Children with disabilities have a double task in the learning process compared to their mates. Sight words are important because they give children with disabilities the opportunity to learn through reading. Sight words are words that are put on flash cards. Children with disabilities can, therefore, be able to identify the words when presented with a collection of flash cards. It takes practice for the children to learn these words. Children need practice and master the words over a long period, which makes the process a tiresome one. Therefore, such children could greatly benefit with the help of technology in reading the flash cards. Their work would have been eased for them, and they can take one further step towards learning.
Justification of the research problem
Many scholars have conquered with the sentiments about technology and children’s’ learning. It would be good if the learning systems were automated for easy access and understanding by children. Most of these children need help in order to fully grasp the concept and perfect their reading. Such help is extended to them through their parents and guardians. However, the parents might not be available for help at all times. In addition, the teaching requires patience since these children have a disability (Kapoor, 2014). The patience and attention may not be available at home. Technology will play a big role in continuously helping children reading all the time.
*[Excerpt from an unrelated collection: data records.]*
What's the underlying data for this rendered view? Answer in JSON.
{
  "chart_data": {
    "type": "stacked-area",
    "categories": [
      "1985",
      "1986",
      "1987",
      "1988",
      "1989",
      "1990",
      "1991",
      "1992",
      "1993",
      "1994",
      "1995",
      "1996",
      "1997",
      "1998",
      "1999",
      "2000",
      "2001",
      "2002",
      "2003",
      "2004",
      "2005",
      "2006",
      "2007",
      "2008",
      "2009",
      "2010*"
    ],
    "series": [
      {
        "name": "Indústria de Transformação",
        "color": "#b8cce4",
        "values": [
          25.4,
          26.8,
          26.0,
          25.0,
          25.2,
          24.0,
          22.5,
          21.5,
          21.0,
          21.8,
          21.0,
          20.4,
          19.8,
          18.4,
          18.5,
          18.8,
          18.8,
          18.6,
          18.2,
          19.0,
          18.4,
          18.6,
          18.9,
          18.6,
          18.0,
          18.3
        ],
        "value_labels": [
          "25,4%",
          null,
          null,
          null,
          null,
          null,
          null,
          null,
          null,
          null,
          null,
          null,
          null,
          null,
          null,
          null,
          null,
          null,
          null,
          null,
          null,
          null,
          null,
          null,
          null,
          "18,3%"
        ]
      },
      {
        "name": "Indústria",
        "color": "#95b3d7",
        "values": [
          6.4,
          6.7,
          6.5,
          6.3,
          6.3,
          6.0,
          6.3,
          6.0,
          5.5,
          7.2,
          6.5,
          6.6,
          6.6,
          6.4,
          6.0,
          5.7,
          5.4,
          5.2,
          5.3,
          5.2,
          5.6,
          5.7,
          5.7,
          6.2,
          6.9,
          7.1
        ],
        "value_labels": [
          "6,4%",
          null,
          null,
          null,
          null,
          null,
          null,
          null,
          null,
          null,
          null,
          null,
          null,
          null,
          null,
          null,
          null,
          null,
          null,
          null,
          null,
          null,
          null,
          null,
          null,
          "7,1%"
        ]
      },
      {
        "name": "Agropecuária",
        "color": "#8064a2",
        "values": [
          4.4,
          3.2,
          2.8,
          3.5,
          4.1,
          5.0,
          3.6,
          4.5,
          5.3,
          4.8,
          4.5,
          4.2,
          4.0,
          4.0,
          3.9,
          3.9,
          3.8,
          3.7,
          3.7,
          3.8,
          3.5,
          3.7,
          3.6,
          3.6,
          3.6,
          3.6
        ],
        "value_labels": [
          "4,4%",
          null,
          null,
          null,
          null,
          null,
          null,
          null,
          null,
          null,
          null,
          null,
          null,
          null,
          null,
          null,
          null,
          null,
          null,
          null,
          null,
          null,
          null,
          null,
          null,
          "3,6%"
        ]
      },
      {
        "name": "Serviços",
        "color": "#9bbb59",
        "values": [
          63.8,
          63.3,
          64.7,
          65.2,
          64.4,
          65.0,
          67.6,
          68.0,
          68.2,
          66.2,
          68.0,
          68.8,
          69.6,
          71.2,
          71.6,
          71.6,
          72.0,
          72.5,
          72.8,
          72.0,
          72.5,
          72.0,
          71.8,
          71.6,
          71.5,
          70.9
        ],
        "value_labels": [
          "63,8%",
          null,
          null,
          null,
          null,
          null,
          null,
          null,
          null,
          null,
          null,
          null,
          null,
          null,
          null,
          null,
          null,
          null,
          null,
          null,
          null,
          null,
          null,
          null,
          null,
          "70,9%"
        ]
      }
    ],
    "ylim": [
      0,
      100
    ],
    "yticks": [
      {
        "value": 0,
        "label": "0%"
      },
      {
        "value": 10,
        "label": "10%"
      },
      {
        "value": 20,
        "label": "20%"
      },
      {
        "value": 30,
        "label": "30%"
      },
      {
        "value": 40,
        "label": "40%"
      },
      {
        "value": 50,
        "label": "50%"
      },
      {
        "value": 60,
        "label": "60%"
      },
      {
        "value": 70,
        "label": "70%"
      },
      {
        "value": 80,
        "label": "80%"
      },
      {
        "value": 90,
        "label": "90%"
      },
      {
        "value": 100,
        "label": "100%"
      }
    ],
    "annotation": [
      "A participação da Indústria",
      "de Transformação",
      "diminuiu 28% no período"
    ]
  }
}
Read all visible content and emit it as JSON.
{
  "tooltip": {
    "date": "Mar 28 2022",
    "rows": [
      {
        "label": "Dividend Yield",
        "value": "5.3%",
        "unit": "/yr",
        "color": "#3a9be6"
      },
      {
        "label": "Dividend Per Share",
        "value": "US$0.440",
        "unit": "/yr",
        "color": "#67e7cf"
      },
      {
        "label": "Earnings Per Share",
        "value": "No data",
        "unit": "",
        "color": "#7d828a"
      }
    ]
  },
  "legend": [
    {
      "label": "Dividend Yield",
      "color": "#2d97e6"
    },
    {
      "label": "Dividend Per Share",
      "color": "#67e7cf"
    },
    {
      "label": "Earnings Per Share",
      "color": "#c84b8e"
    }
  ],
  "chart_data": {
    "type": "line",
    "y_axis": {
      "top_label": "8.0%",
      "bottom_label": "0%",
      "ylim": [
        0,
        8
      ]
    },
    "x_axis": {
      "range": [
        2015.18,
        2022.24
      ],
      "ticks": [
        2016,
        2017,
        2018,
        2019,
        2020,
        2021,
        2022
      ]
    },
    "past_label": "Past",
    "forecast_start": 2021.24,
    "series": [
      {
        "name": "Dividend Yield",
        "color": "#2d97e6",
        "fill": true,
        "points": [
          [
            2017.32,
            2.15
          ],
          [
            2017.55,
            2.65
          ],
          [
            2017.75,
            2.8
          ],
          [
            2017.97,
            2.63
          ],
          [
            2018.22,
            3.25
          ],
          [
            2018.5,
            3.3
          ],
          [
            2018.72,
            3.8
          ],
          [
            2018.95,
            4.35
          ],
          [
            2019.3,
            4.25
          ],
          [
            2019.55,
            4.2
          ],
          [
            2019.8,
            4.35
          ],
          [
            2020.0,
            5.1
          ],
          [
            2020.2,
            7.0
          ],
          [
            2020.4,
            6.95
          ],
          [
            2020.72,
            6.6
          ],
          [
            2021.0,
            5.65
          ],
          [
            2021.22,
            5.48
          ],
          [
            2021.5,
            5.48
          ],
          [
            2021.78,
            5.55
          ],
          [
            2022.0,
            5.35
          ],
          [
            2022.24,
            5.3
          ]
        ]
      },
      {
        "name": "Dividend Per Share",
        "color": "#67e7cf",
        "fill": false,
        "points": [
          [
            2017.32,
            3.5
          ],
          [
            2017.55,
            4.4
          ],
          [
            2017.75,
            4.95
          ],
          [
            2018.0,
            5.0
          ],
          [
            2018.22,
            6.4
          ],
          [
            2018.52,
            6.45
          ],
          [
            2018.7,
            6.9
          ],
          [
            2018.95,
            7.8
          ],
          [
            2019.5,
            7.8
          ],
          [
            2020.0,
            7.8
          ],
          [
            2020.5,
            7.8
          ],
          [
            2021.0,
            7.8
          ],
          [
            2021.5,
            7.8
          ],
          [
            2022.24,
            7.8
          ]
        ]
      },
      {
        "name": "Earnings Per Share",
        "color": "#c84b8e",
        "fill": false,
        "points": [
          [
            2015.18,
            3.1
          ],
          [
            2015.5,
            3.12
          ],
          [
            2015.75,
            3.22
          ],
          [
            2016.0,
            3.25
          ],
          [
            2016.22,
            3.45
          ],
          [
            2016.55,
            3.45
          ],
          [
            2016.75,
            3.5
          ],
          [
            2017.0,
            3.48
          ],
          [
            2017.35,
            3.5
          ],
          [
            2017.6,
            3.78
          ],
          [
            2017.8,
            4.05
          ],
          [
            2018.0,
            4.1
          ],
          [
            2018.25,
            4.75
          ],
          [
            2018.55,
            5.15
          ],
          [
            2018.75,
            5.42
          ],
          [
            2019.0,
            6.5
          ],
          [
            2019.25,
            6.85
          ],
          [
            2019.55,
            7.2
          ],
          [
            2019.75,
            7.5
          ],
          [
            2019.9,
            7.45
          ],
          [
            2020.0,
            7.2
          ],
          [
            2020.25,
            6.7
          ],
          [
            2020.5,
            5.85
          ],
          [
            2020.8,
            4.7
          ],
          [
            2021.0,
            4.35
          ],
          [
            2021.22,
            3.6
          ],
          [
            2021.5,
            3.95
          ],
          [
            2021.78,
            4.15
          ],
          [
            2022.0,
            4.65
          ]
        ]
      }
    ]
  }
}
Some of the technology sighted includes a smart voice recognition application. Children can read the words in the device, which would then correct them and offer solutions to their reading problems. In addition, technology through devices such as phones and tablets would give children a variety of words and exercises. Technology would, therefore, give children with significant disabilities a fair chance in learning (Edyburn, 2000). In addition, the advanced methods of study will be ideal for their disabilities because it would devise ways to make the study interesting and easy for them.
Deficiencies in the study
Technology has been used for normal teaching in classrooms. However, there has been little evidence as to the effectiveness in disability. Children adopt technology for sight words all the time, but little has been done for those with disabilities. Hence, the effectiveness of such software might not be guaranteed. Many scholars have talked about technology for disabled people but evidence if still lacking for the use and manageability of such a technology in for disabled persons. However, if such technology is sufficient for normal children, advancement could be ideal for those who have disabilities.
Software for sight words will have a positive reinforcement for people with disabilities. Research shows that the technology improves educational aspects of children by over 30%. Therefore, it has the same chances of improving the learning performance of children who have disabilities. However, the effectiveness of such software requires a proper framework for its functioning (Browder & Cooper-Duffy, 2003). It should be effortless to grasp, and should give a better performance than teachers. Children find it hard to operate technological devices. It would be exceedingly hard for those with significant disabilities. The process can be remedied through making the software easy to understand and operate. The software should be made specifically for those people with disabilities. Such specifics should cover all areas in cognitive performance whose functioning is hindered by particular disabilities. Through the above, all children who have disabilities can enjoy the services offered.
The effect of using technology software for sight words is that it will provide a better reading platform for children with disabilities.
Kapoor, N. (2014). Teaching kids to read with speaktacular sight word applications. Connected living developers, 1(1)
Browder, D. M., & Cooper-Duffy, K. (2003). Evidence-based practices for students with severe disabilities and the requirement for accountability in “No Child Left Behind”. The Journal of Special Education, 37(3), 157-163.
Edyburn, D. L. (2000). Assistive technology and mild disabilities. Mental retardation, 612, 10-6.